After Reg BI went into force in June 2020, the agency concentrated on obvious missteps, such as failures to file the customer relationship document, Form CRS, that was part of the Reg BI regulatory package. The strategic plan may be a harbinger of a tougher SEC approach.

“This strategic plan’s specific reference to Reg BI suggests the agency is ready to start citing more complex Reg BI issues in exam deficiency letters and charging them in enforcement actions,” Kurt Gottschall, a partner at Haynes and Boone, wrote in an analysis of the strategic plan for InvestmentNews. “In particular, the language likely signals that the SEC staff will be more closely scrutinizing broker-dealers’ care and conflict-of-interest obligations. That could include making sure that when registered representatives provide recommendations to retail customers, they fully understand high-risk products, that they have considered optimal account types, and expressly considered costs and reasonably available alternatives.”

The SEC filed its first Reg BI enforcement case earlier this year. In congressional testimony in July, SEC Enforcement Director Gurbir Grewal told lawmakers more Reg BI actions are coming.

The strategic plan also sends a message to investment advisers with its mention of “fiduciary duty,” Gottschall said. As part of the Reg BI package, the SEC issued a staff interpretation of the fiduciary duty that advisers owe clients under the Investment Advisers Act.
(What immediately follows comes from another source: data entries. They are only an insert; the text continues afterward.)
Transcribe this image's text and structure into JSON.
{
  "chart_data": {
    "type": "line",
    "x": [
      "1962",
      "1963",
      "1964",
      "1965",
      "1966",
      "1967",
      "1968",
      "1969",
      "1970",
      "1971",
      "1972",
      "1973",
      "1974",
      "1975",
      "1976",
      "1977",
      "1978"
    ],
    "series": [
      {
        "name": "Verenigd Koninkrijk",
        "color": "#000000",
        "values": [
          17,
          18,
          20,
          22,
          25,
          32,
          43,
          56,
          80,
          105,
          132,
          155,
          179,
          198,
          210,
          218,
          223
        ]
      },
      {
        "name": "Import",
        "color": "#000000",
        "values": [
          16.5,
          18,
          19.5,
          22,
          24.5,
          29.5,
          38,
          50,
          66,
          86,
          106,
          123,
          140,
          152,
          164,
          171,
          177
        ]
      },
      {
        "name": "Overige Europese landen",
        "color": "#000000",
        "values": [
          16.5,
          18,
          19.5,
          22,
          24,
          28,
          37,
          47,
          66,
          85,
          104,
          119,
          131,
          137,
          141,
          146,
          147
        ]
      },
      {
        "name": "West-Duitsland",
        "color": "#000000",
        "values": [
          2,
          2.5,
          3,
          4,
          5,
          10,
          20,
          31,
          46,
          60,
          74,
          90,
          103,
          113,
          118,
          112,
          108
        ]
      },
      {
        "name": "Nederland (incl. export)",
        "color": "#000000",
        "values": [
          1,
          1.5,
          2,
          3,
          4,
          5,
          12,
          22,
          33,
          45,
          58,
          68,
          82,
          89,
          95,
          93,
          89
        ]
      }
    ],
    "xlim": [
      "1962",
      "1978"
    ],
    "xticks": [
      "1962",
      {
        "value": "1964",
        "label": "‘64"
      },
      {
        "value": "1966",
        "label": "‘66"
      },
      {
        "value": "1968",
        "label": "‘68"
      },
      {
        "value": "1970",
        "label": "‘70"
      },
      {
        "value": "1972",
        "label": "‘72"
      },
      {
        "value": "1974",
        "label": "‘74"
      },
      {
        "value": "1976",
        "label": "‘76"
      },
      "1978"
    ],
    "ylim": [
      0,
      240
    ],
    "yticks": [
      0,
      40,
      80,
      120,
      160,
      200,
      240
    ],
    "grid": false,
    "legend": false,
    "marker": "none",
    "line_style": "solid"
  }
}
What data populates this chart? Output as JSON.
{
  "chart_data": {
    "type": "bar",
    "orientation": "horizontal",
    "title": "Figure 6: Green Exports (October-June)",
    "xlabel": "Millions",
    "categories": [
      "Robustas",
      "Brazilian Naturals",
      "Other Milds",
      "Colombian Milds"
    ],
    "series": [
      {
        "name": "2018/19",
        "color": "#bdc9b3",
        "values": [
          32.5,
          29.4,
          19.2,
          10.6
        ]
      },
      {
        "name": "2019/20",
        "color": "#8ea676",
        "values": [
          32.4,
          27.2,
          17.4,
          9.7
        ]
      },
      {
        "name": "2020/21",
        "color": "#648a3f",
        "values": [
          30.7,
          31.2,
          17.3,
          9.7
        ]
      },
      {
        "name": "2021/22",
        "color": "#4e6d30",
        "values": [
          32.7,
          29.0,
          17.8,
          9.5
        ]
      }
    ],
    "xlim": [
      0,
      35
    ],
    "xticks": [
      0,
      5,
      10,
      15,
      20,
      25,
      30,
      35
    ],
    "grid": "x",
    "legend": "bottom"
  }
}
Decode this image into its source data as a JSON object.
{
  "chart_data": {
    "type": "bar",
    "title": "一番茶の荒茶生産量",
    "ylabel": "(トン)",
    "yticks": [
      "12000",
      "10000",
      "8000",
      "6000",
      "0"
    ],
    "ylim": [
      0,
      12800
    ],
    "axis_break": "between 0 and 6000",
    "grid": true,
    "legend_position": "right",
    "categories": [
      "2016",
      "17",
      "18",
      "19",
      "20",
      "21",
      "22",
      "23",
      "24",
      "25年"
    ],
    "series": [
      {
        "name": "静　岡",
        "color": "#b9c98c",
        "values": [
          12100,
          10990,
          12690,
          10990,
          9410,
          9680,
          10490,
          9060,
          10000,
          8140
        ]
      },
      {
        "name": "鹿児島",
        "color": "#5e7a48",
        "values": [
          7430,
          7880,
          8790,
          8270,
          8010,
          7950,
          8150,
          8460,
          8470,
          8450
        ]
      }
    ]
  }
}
“The reference to fiduciary duty indicates that the SEC will continue to focus on possible misconduct by investment advisers,” said Gottschall, the former director of the SEC’s Denver office. “I expect to see a steady stream of enforcement actions related to conflicts and the duty of loyalty, but also a renewed focus on the duty of care.”

The draft plan is open for public comment.

“We can’t take our leadership in capital markets for granted,” Gensler said in a statement, echoing a comment he made in an InvestmentNews interview. “Technology and business models always are changing, and it is important for our agency to evolve in kind. Through the goals we’ve laid out in this strategic plan, we will continue to bring a skilled and steady hand to the capital markets of a changing world. We look forward to reviewing public comments.”

Government agencies must develop strategic plans every four years under a federal law. The SEC’s last plan covered 2018-22 and was overseen by Gensler’s predecessor, former Chairman Jay Clayton.

Clayton and Gensler agreed on the SEC’s overarching mission but varied in their emphasis and the terms they use. For instance, Clayton uses the term “Main Street investors,” while Gensler refers to “working families.”

Another difference is that Gensler emphasized enforcement to a greater extent than Clayton, Wolfe said.

“It’s interesting to see subtle differences from one strategic plan to another,” Wolfe said. “It sort of requires the commission to put on paper what its strategic priorities actually are and how they plan to achieve the agency’s mission.”